Ann's Dari Creme in Baltimore: A Soft-Serve Institution Without Pretense

A walk-up ice cream stand on Hammonds Ferry Road in Dundalk, Ann's Dari Creme has served soft-serve cones, cups, and sundaes to the same neighborhood for over 60 years, staying open seasonally from spring through fall with pricing that has barely shifted relative to inflation.

What Ann's Dari Creme Actually Is

Ann's is a classic mid-20th-century frozen dairy stand: a small cinderblock building with a service window, a few picnic tables outside, and a single focus on soft-serve ice cream and simple frozen treats. The operation has no table service, no WiFi, no brand strategy. Customers order at the window, receive their item, and eat standing up or seated on a picnic bench. This model places it apart from modern yogurt chains and gelato shops that have colonized Baltimore's neighborhoods; Ann's competes instead with a shrinking number of family-owned dairy stands that service specific geographic pockets of the city and county. For Dundalk and the surrounding southeast Baltimore County communities, it functions as a default gathering point rather than a destination, the kind of place where the staff recognizes regulars and children ask to go back.

Menu and Pricing

Soft-serve cones and cups anchor the menu.

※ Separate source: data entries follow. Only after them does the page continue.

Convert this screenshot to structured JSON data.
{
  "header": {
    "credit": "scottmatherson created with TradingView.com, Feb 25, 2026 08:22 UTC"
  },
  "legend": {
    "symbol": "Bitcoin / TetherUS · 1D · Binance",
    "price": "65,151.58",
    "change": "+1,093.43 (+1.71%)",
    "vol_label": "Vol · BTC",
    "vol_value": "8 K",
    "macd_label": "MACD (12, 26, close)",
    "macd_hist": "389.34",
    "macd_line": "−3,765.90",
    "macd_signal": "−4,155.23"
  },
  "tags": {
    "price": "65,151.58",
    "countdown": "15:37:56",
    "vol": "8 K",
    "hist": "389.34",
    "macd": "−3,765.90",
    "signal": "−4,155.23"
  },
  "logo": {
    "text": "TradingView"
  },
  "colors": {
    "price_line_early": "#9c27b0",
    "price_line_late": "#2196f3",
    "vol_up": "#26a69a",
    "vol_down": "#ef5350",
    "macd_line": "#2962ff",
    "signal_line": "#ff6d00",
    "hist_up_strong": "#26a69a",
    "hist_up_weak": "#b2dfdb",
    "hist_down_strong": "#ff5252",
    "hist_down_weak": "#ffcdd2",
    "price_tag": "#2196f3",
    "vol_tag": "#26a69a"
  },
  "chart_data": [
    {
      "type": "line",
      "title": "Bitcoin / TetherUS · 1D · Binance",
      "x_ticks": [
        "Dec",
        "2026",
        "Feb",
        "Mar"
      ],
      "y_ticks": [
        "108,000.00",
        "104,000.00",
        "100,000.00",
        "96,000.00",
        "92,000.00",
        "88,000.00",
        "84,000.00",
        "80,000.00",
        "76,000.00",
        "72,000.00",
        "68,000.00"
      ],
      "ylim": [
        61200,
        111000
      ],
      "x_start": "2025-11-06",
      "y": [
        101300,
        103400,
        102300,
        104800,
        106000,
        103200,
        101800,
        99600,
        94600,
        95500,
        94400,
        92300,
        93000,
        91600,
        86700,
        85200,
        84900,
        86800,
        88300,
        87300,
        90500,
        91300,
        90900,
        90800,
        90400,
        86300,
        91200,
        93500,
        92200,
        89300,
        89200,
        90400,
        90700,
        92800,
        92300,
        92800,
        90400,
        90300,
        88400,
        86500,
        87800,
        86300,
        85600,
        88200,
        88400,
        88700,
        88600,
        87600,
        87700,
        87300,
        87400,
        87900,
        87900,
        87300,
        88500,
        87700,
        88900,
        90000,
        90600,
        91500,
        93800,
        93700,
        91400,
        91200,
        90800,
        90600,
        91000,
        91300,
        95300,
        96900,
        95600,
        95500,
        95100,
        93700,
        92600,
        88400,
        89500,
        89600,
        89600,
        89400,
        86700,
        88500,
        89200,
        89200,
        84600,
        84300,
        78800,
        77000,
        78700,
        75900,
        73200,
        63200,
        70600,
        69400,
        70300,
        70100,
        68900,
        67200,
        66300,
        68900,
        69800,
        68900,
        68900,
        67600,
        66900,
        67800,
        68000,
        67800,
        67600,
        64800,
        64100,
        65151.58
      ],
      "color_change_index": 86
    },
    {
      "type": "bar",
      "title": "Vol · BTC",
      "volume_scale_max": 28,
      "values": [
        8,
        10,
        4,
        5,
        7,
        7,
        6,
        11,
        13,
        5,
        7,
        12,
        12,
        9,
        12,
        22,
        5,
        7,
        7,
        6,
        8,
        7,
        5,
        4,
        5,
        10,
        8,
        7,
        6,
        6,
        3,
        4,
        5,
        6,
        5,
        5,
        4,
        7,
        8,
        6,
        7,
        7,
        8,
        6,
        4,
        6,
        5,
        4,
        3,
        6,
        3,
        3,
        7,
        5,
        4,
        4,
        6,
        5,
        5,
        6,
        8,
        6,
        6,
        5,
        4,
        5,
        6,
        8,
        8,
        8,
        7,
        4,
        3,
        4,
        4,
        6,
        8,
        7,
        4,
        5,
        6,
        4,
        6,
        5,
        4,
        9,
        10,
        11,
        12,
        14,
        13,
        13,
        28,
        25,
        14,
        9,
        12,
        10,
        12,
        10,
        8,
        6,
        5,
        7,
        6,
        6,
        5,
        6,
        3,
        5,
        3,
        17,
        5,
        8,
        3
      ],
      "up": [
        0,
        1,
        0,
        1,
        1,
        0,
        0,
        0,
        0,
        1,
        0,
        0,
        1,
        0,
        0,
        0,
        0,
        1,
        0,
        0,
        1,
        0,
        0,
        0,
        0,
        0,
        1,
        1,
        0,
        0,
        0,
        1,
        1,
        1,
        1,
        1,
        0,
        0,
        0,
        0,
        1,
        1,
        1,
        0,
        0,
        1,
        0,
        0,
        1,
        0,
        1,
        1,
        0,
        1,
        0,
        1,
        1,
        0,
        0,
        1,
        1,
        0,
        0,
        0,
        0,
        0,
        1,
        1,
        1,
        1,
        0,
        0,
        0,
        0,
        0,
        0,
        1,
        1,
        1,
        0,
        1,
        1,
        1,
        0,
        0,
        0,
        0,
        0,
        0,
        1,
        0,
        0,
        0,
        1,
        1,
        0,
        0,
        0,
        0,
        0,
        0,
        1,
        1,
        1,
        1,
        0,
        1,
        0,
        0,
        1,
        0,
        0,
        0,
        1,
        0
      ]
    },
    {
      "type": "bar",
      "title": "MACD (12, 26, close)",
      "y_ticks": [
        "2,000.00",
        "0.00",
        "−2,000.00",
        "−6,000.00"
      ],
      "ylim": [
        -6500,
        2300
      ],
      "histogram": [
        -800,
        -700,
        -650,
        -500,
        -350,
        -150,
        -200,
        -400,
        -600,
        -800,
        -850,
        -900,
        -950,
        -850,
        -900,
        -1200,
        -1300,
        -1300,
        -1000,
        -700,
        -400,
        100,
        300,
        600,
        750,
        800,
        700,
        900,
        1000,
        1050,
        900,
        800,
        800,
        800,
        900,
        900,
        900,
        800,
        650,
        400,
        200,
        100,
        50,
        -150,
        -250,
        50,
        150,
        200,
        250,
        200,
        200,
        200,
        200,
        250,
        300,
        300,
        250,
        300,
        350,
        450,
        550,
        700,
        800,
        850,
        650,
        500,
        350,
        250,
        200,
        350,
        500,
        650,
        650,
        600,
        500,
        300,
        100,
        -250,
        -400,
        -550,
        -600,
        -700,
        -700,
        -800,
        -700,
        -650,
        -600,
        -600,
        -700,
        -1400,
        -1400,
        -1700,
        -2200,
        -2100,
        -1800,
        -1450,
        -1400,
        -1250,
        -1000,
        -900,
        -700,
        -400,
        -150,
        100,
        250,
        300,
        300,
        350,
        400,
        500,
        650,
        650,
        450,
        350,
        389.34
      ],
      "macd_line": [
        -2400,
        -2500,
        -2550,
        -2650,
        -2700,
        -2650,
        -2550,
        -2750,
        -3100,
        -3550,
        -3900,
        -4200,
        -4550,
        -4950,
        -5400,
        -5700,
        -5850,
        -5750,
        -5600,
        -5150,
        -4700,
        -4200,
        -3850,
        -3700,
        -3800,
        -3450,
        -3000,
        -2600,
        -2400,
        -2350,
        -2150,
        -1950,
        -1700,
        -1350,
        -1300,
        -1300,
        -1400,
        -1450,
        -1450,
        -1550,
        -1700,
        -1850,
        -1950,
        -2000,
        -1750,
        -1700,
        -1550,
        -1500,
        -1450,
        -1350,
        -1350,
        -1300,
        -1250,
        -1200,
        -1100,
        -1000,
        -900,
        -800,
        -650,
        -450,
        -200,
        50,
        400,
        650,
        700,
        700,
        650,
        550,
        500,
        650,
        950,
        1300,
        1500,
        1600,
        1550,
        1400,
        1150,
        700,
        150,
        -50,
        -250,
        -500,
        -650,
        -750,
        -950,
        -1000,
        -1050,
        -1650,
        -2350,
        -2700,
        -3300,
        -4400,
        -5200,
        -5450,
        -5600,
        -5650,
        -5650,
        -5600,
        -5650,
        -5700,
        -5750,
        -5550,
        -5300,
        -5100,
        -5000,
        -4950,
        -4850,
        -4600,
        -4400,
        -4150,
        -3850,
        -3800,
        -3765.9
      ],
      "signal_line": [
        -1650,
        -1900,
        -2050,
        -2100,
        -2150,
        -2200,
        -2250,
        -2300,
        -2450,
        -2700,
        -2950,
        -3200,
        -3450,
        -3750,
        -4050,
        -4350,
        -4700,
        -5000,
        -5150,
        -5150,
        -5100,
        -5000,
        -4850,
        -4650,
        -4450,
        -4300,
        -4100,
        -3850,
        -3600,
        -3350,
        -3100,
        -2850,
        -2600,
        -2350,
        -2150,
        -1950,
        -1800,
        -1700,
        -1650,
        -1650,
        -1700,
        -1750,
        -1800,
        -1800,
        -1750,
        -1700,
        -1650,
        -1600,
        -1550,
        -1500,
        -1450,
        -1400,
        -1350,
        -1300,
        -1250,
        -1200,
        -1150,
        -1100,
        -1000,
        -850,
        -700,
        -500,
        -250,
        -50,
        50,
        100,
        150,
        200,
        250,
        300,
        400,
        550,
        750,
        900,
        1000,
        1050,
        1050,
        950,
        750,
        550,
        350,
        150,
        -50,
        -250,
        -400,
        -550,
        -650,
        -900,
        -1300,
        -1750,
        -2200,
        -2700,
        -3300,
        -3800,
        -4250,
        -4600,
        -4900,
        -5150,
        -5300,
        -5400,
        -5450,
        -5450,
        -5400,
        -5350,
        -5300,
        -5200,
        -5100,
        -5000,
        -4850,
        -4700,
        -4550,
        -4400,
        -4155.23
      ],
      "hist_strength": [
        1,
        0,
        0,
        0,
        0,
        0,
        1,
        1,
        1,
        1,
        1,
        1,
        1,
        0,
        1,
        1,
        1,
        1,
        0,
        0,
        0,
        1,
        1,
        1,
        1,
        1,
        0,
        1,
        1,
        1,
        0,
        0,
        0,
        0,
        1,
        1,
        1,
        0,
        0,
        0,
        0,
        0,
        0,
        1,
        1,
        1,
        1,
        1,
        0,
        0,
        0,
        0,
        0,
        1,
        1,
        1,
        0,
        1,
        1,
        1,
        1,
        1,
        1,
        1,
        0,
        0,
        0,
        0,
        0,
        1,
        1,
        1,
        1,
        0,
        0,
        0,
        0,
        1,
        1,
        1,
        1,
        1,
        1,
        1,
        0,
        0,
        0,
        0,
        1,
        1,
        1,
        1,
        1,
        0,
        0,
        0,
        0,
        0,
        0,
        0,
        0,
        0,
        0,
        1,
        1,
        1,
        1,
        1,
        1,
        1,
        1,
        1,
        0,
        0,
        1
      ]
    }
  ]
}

A small cone runs approximately $3.50, a medium $4.50, and a large $5.50; these prices are representative but should be confirmed on a visit, as pricing has drifted upward in recent years. Sundaes are available with a choice of toppings (chocolate syrup, sprinkles, nuts, fruit) and cost roughly $1.50 to $2.00 more than the equivalent cone or cup. The stand does not appear to offer non-dairy or vegan soft-serve, nor does it serve hard-packed ice cream. No specialty flavors rotate seasonally; the offer is vanilla, chocolate, or a swirl of both. This simplicity is the point. Beverages are limited to bottled drinks and fountain sodas.

How Ann's Compares Locally

Baltimore's ice cream and frozen yogurt landscape divides into three tiers. Premium artisanal shops like The Charmery (Inner Harbor, Fells Point, Canton) make small-batch ice cream from scratch and charge $7.00 to $9.00 per scoop or cup; they attract tourists and date-night crowds. Mid-market frozen yogurt chains like Menchie's and FroYo operate with self-serve models and per-ounce pricing in the $4.00 to $7.00 range for a medium cup; they draw younger customers and office workers. Ann's occupies a fourth category that barely exists anymore: the standalone soft-serve shack where transaction speed and low cost trump novelty. If you want an Instagram-worthy ice cream experience with house-made salted caramel or black sesame, The Charmery is the answer. If you want an ice cream cone exactly like the one you got in 1987, or a quick dessert in a neighborhood that lacks a dedicated dessert shop, Ann's is unchallenged.

Who Ann's Suits (and Who It Does Not)

Ann's works for families with young children, for people who grew up in Dundalk and want the same soft-serve they remember, and for anyone who values speed and low cost over novelty. The picnic-table seating is casual enough that nobody expects you to linger. The stand does not accommodate dietary restrictions well; dairy-free, gluten-free, and nut-free customers should skip it. It also does not work for people seeking a sit-down experience, a coffee pairing, or a reason to drive across the city. The location in Dundalk further narrows its audience to residents of southeast Baltimore County and immediate neighbors; this is genuinely neighborhood ice cream, not a destination.

What a First Visit Involves

Pull into the small parking lot, order at the window, wait two to three minutes for your cone, and eat it. There is no menu board visible from the lot; the window staff will tell you what you are ordering. Bring cash or a card; the stand appears to accept both, but this should be confirmed. On warm evenings in summer, the wait can stretch to ten minutes if a group ahead of you is ordering sundaes, but the line moves steadily.

Hours, Parking, and Logistics

Ann's Dari Creme operates seasonally, typically opening in late April or early May and closing in late September or early October. Hours are approximately 11 a.m. to 10 p.m. daily, though these vary by season and weather. Call to confirm opening dates and hours each year, as they are not published on a website. The parking lot holds roughly 15 vehicles. The address is 6800 Hammonds Ferry Road, Dundalk, Maryland 21222. It sits in a strip of low-rise commercial buildings about a mile north of the Patapsco River and easily accessible from MD 97 and Interstate 895.

Ann's persists because it does one thing well and has never felt the need to do anything else. For Dundalk residents and anyone passing through seeking a soft-serve cone at an honest price, that is enough.